What Virgil learns this issue — as we assumed from issue #1, there are demons, they infest people, Virgil should kill them — doesn’t exactly blow the readers mind (demonic possession has, after all, been looming over everything since the final pages of the first issue), nor does it need to; it’s Virgil’s journey, hopping from steppingstone to steppingstone, that keeps the reader rooted in the narrative.
One can’t help but like Virgil, who seems downright genuine, a man overwhelmed by his circumstances but game to stand against them — his interactions with loose-thread supporting cast member Nurse Frances have an “aw, shucks” nature to them that is endearingly sweet, while his moments of violent action are always tempered with a feeling that they might go horribly, irreparably awry at any moment.
Giangiordano maintains the artistic commitment to both war-born violence and a diverse array of creatures and creeps, which feels, sometimes, to be the highlight of the book — it’s not often that you find a book where the artwork is so visceral that you can’t help but revel in details of things you’d otherwise not want to look at. It’s a book that looks incredible, regardless of the content of any given page.

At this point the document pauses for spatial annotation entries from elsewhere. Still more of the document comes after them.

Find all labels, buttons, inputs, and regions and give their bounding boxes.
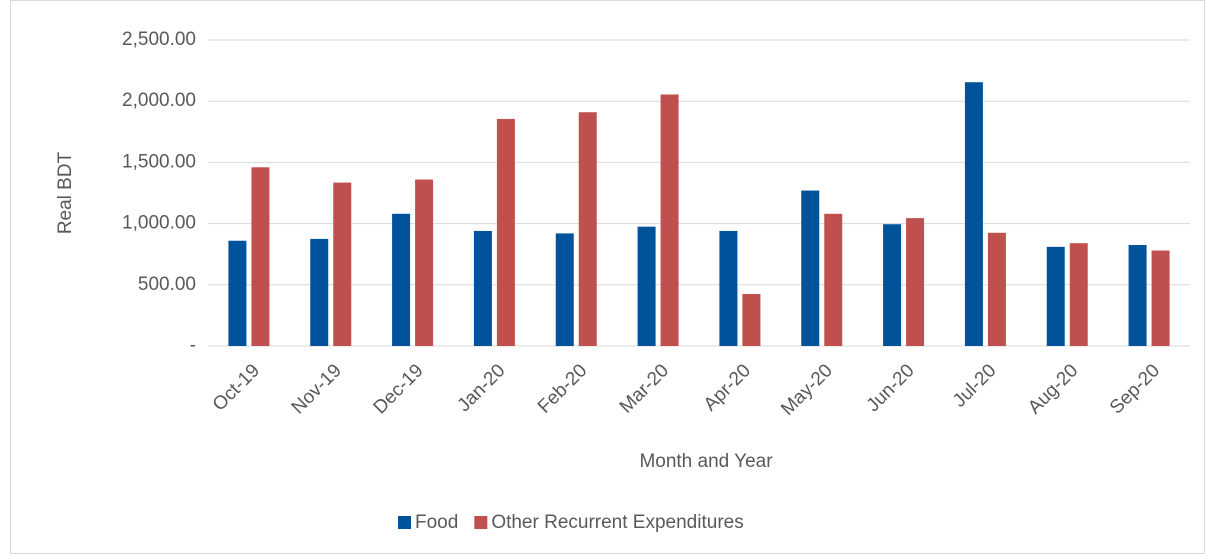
x-tick-label: Oct-19 bbox=[209, 360, 264, 415]
legend-label: Food bbox=[415, 512, 458, 533]
bar bbox=[228, 240, 247, 346]
y-tick-label: 500.00 bbox=[138, 274, 196, 295]
legend-swatch bbox=[474, 516, 488, 529]
bar bbox=[251, 167, 270, 346]
bar bbox=[742, 293, 761, 346]
bar bbox=[392, 213, 411, 346]
bar bbox=[310, 238, 329, 346]
y-axis-title: Real BDT bbox=[55, 151, 76, 234]
bar bbox=[415, 179, 434, 346]
x-tick-label: Aug-20 bbox=[1024, 360, 1082, 418]
x-tick-label: May-20 bbox=[777, 360, 837, 420]
bar bbox=[964, 82, 983, 346]
bar bbox=[578, 112, 597, 346]
bar bbox=[906, 218, 925, 346]
x-tick-label: Apr-20 bbox=[700, 360, 755, 415]
y-tick-label: 2,000.00 bbox=[122, 90, 196, 111]
y-tick-label: 1,500.00 bbox=[122, 151, 196, 172]
legend-swatch bbox=[398, 516, 411, 529]
bar bbox=[1128, 245, 1147, 346]
bar bbox=[660, 94, 679, 346]
bar bbox=[1046, 246, 1065, 346]
bar bbox=[824, 213, 843, 346]
bar bbox=[1151, 250, 1170, 346]
x-tick-label: Dec-19 bbox=[370, 360, 428, 418]
legend-label: Other Recurrent Expenditures bbox=[491, 512, 743, 533]
bar bbox=[1069, 243, 1088, 346]
bar bbox=[987, 232, 1006, 346]
y-tick-label: 1,000.00 bbox=[122, 213, 196, 234]
x-tick-label: Nov-19 bbox=[288, 360, 346, 418]
y-tick-label: - bbox=[190, 335, 196, 356]
x-tick-label: Feb-20 bbox=[534, 360, 591, 417]
x-tick-label: Mar-20 bbox=[616, 360, 673, 417]
x-tick-label: Jul-20 bbox=[949, 360, 1000, 411]
bar bbox=[719, 230, 738, 346]
bar bbox=[333, 182, 352, 346]
x-tick-label: Jan-20 bbox=[454, 360, 510, 416]
bar bbox=[555, 233, 574, 346]
x-tick-label: Jun-20 bbox=[863, 360, 919, 416]
bar bbox=[496, 118, 515, 346]
y-tick-label: 2,500.00 bbox=[122, 29, 196, 50]
bar bbox=[473, 230, 492, 346]
bar bbox=[801, 190, 820, 346]
bar bbox=[637, 226, 656, 346]
x-axis-title: Month and Year bbox=[639, 451, 773, 472]
chart-frame bbox=[10, 0, 1205, 554]
bar bbox=[883, 224, 902, 346]
x-tick-label: Sep-20 bbox=[1106, 360, 1164, 418]
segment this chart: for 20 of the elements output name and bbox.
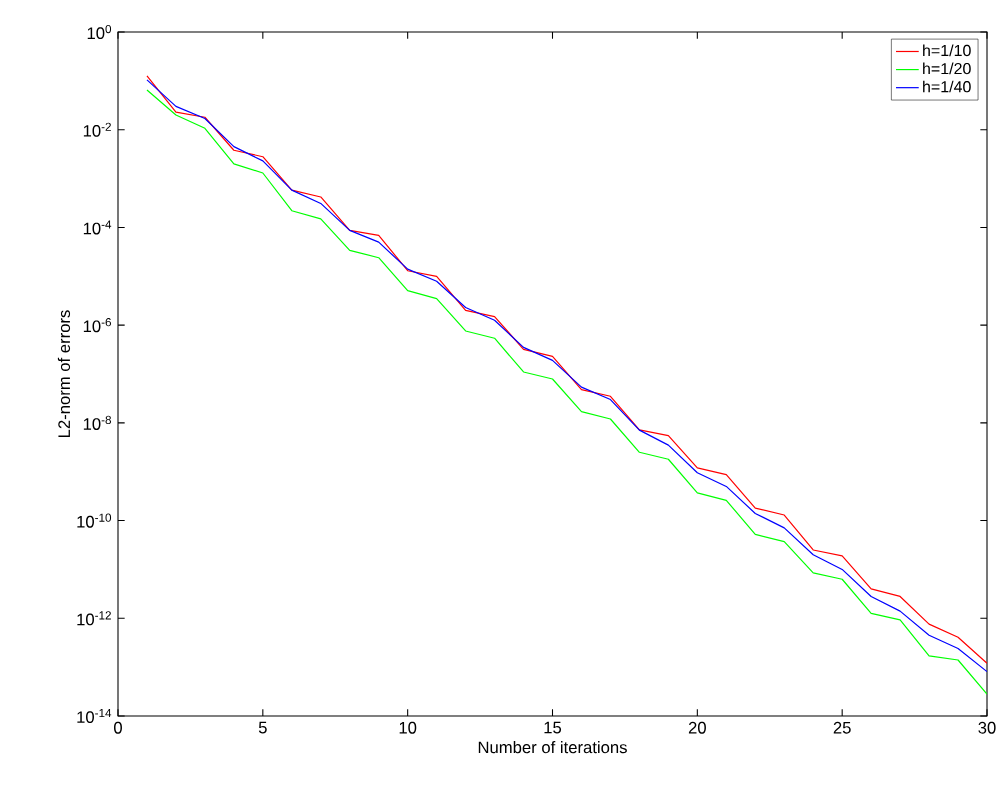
y-tick-label: 10$^{-12}$: [77, 611, 111, 626]
legend-label: h=1/20: [923, 62, 971, 75]
legend-label: h=1/10: [923, 44, 971, 57]
y-tick-label: 10$^{-14}$: [77, 709, 112, 724]
legend-label: h=1/40: [923, 80, 971, 93]
y-tick-label: 10$^{-6}$: [83, 318, 111, 333]
x-tick-label: 15: [544, 721, 562, 734]
x-tick-label: 30: [978, 721, 996, 734]
y-tick-label: 10$^{0}$: [87, 24, 112, 40]
x-tick-label: 20: [688, 721, 706, 734]
y-tick-label: 10$^{-10}$: [77, 513, 112, 528]
y-axis-title: L2-norm of errors: [57, 310, 71, 438]
x-tick-label: 25: [833, 721, 851, 734]
x-tick-label: 10: [399, 721, 417, 734]
x-tick-label: 5: [258, 721, 267, 734]
x-axis-title: Number of iterations: [478, 741, 627, 754]
y-tick-label: 10$^{-4}$: [83, 220, 112, 235]
x-tick-label: 0: [114, 721, 122, 734]
y-tick-label: 10$^{-2}$: [83, 122, 111, 137]
y-tick-label: 10$^{-8}$: [83, 415, 111, 430]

The issue isn’t particularly high-octane, and despite Virgil’s enlightenment, the reader doesn’t come out of the issue with anything new or noteworthy to ponder, and all the same, it feels whole, building an anticipatory momentum. Arcudi is establishing a pace for the story that delivers much more on the offbeat than on, with all that action happening in near silence and all the exposition happening in rich lulls, which makes the book sing in an altogether unique voice. For all my initial concerns, the book continues to be a monthly highlight.